DenseScan introduces an automated pipeline that leverages 2D multimodal LLMs to produce dense, multi-level annotations for a 3D dataset (ScanNet), including object-level captions, scene-level descriptions, and scenario-driven questions. It pairs these annotations with a new 3D segmentation task, scenario-driven segmentation, and a corresponding Dense3D framework that fuses 3D point clouds, 2D multi-view imagery, and text to achieve deeper reasoning and more accurate masks. The work demonstrates that long, context-rich descriptions enhance 3D scene understanding and QA-style capabilities, and provides both the DenseScan dataset and Dense3D model to spur progress in 3D multimodal learning. Overall, DenseScan aims to bridge the gap between 2D-rich linguistic annotation and 3D spatial reasoning, opening new avenues for robotics, AR, and related applications.

Abstract

3D understanding is a key capability for real-world AI assistance. High-quality data plays an important role in driving the development of the 3D understanding community. Current 3D scene understanding datasets often provide geometric and instance-level information, yet they lack the rich semantic annotations necessary for nuanced visual-language tasks.In this work, we introduce DenseScan, a novel dataset with detailed multi-level descriptions generated by an automated pipeline leveraging multi-view 2D images and multimodal large language models (MLLMs). Our approach enables dense captioning of scene elements, ensuring comprehensive object-level descriptions that capture context-sensitive details. Furthermore, we extend these annotations through scenario-based question generation, producing high-level queries that integrate object properties, spatial relationships, and scene context. By coupling geometric detail with semantic richness, DenseScan broadens the range of downstream tasks, from detailed visual-language navigation to interactive question answering. Experimental results demonstrate that our method significantly enhances object-level understanding and question-answering performance in 3D environments compared to traditional annotation pipelines. We release both the annotated dataset and our annotation pipeline to facilitate future research and applications in robotics, augmented reality, and beyond. Through DenseScan, we aim to catalyze new avenues in 3D scene understanding, allowing researchers and practitioners to tackle the complexities of real-world environments with richer, more contextually aware annotations.

Paper Structure

This paper contains 11 sections, 1 equation, 4 figures, 4 tables.

Figures (4)

  • Figure 1: Overview of DenseScan Data Generation Pipeline.

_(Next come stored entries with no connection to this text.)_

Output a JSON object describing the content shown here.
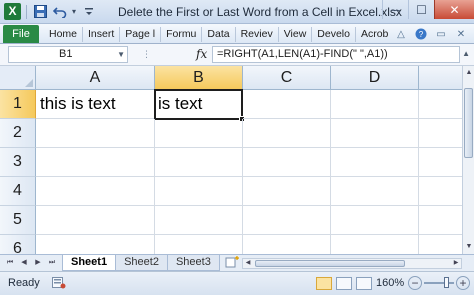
{
  "window": {
    "title": "Delete the First or Last Word from a Cell in Excel.xlsx",
    "logo_icon": "excel-logo-icon",
    "controls": {
      "minimize": "─",
      "maximize": "☐",
      "close": "✕"
    }
  },
  "quick_access": {
    "icons": [
      "save-icon",
      "undo-icon",
      "customize-icon"
    ],
    "undo_arrow": "▾"
  },
  "ribbon": {
    "file_tab": "File",
    "tabs": [
      "Home",
      "Insert",
      "Page l",
      "Formu",
      "Data",
      "Reviev",
      "View",
      "Develo",
      "Acrob"
    ],
    "right_icons": [
      "minimize-ribbon-icon",
      "help-icon",
      "window-restore-icon",
      "window-close-icon"
    ]
  },
  "formula_bar": {
    "name_box": "B1",
    "fx_label": "fx",
    "formula": "=RIGHT(A1,LEN(A1)-FIND(\" \",A1))"
  },
  "grid": {
    "columns": [
      "A",
      "B",
      "C",
      "D"
    ],
    "rows": [
      "1",
      "2",
      "3",
      "4",
      "5",
      "6"
    ],
    "active_cell": "B1",
    "cells": {
      "A1": "this is text",
      "B1": "is text"
    }
  },
  "sheet_tabs": {
    "tabs": [
      "Sheet1",
      "Sheet2",
      "Sheet3"
    ],
    "active": "Sheet1"
  },
  "status_bar": {
    "status": "Ready",
    "zoom": "160%"
  },
  "colors": {
    "file_tab": "#2a8a45",
    "active_header": "#f5c95c",
    "title_bar": "#c9d9ee"
  }
}
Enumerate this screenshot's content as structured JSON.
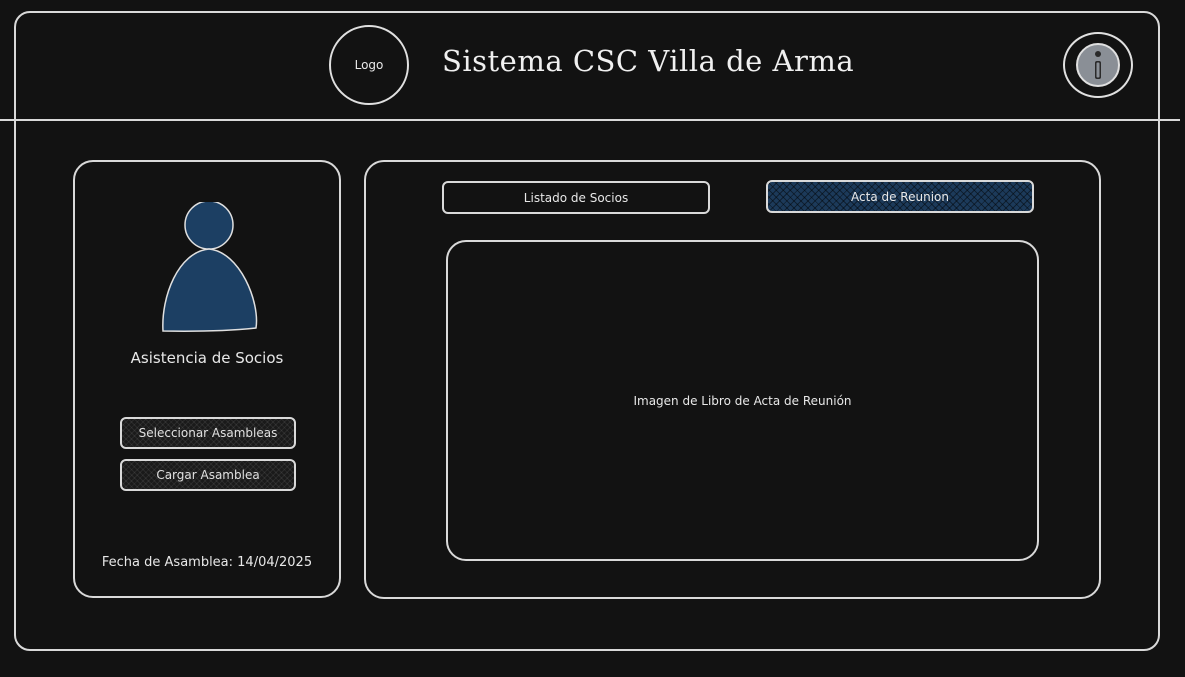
{
  "header": {
    "logo_label": "Logo",
    "title": "Sistema CSC Villa de Arma",
    "info_icon": "info-icon"
  },
  "sidebar": {
    "avatar_icon": "user-avatar-icon",
    "avatar_color": "#1c3f63",
    "title": "Asistencia de Socios",
    "buttons": {
      "select": "Seleccionar Asambleas",
      "load": "Cargar Asamblea"
    },
    "date": "Fecha de Asamblea: 14/04/2025"
  },
  "main": {
    "tabs": [
      {
        "label": "Listado de Socios",
        "active": false
      },
      {
        "label": "Acta de Reunion",
        "active": true
      }
    ],
    "accent_color": "#1c3a5a",
    "content_placeholder": "Imagen de Libro de Acta de Reunión"
  }
}
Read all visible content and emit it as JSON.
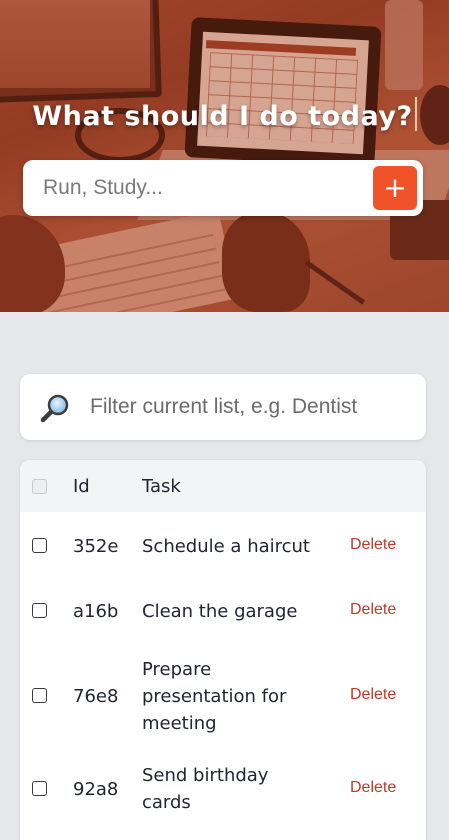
{
  "hero": {
    "title": "What should I do today?",
    "input_placeholder": "Run, Study...",
    "add_button_label": "+"
  },
  "filter": {
    "icon": "magnifier-icon",
    "placeholder": "Filter current list, e.g. Dentist"
  },
  "table": {
    "columns": [
      "Id",
      "Task"
    ],
    "rows": [
      {
        "id": "352e",
        "task": "Schedule a haircut",
        "action": "Delete"
      },
      {
        "id": "a16b",
        "task": "Clean the garage",
        "action": "Delete"
      },
      {
        "id": "76e8",
        "task": "Prepare presentation for meeting",
        "action": "Delete"
      },
      {
        "id": "92a8",
        "task": "Send birthday cards",
        "action": "Delete"
      }
    ]
  },
  "colors": {
    "accent": "#f0532a",
    "delete": "#c0392b",
    "background": "#e5e7eb"
  }
}
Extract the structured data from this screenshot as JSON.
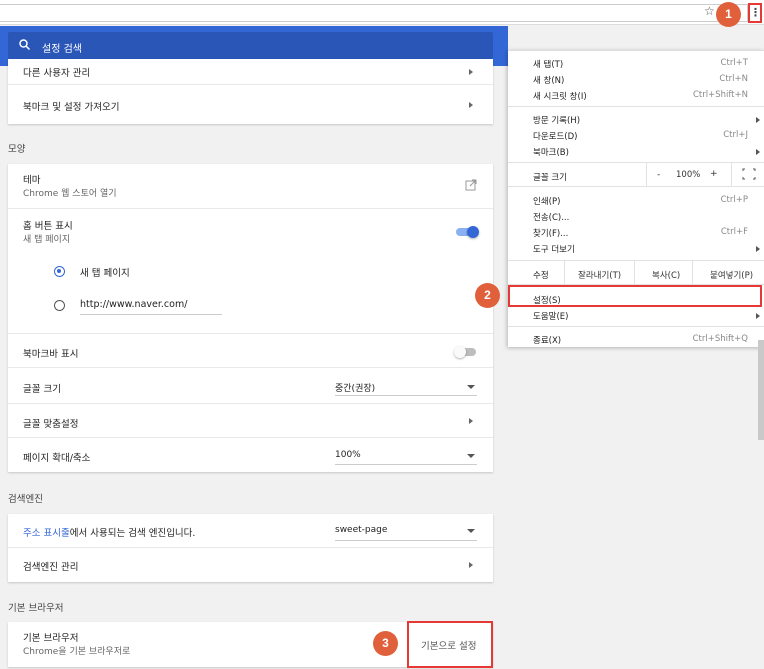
{
  "toolbar": {
    "star_icon": "star-icon",
    "menu_icon": "kebab-menu-icon"
  },
  "search": {
    "placeholder": "설정 검색"
  },
  "people": {
    "manage_others": "다른 사용자 관리",
    "import_bookmarks": "북마크 및 설정 가져오기"
  },
  "appearance": {
    "section": "모양",
    "theme_label": "테마",
    "theme_sub": "Chrome 웹 스토어 열기",
    "home_label": "홈 버튼 표시",
    "home_sub": "새 탭 페이지",
    "radio_newtab": "새 탭 페이지",
    "radio_url": "http://www.naver.com/",
    "bookmarks_bar": "북마크바 표시",
    "font_size_label": "글꼴 크기",
    "font_size_value": "중간(권장)",
    "font_custom": "글꼴 맞춤설정",
    "zoom_label": "페이지 확대/축소",
    "zoom_value": "100%"
  },
  "search_engine": {
    "section": "검색엔진",
    "link_text": "주소 표시줄",
    "used_text": "에서 사용되는 검색 엔진입니다.",
    "engine_value": "sweet-page",
    "manage": "검색엔진 관리"
  },
  "default_browser": {
    "section": "기본 브라우저",
    "label": "기본 브라우저",
    "sub": "Chrome을 기본 브라우저로",
    "button": "기본으로 설정"
  },
  "menu": {
    "new_tab": "새 탭(T)",
    "new_tab_key": "Ctrl+T",
    "new_window": "새 창(N)",
    "new_window_key": "Ctrl+N",
    "incognito": "새 시크릿 창(I)",
    "incognito_key": "Ctrl+Shift+N",
    "history": "방문 기록(H)",
    "downloads": "다운로드(D)",
    "downloads_key": "Ctrl+J",
    "bookmarks": "북마크(B)",
    "zoom_label": "글꼴 크기",
    "zoom_minus": "-",
    "zoom_value": "100%",
    "zoom_plus": "+",
    "print": "인쇄(P)",
    "print_key": "Ctrl+P",
    "cast": "전송(C)...",
    "find": "찾기(F)...",
    "find_key": "Ctrl+F",
    "more_tools": "도구 더보기",
    "edit": "수정",
    "cut": "잘라내기(T)",
    "copy": "복사(C)",
    "paste": "붙여넣기(P)",
    "settings": "설정(S)",
    "help": "도움말(E)",
    "exit": "종료(X)",
    "exit_key": "Ctrl+Shift+Q"
  },
  "badges": {
    "one": "1",
    "two": "2",
    "three": "3"
  },
  "colors": {
    "accent": "#3367d6",
    "highlight": "#e53935",
    "badge": "#e0603c"
  }
}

Stage 1: crop the target object and generate object-level description; Stage 2: highlight target object in a single frame and generate frame-level description to capture spacial dependencies with the surroundings; Stage 3: use multiple frames with target object highlighted to compose scene-level descriptions; Stage 4: Raw scene-level description need to go through a LLM for consistency checking, and in-consistent description will be eliminated; Stage 5: Adopt MLLM annotator to generate scenario-driven questions and verified by LLM and human before release to benchmark.
  • Figure 2: DenseScan Dataset. (a) Two objects sampled from ScanNetdai2017scannet with dense-referring expressions and scenario-driven questions. Objects shown are "office chair" and "pictures", both highlighted in the point cloud. (b) The distribution of description lengths, with dotted lines marking quartiles. The x-axis is scaled logarithmically (base-10) to handle the long-tail distribution.
  • Figure 3: Dense3D Model Architecture. Given the 3D scene and language description, the model first reprocess 3D scene into multimodal 2D data, including RGB frames, depth map and camera poses. Depth map and camera poses composes the 3D positional embedding, along with the RGB frames and text descriptions to be send into the LLM. Output from LLM include special [SEG] token that is crucial to guide the Query Decoder for mask generation.
  • Figure 4: Visual results for 3D Scenario-Driven Segmentation Task. Each visual output presents a textual scenario-driven question, along with ground truth point cloud in green regions and predicted point cloud in orange regions.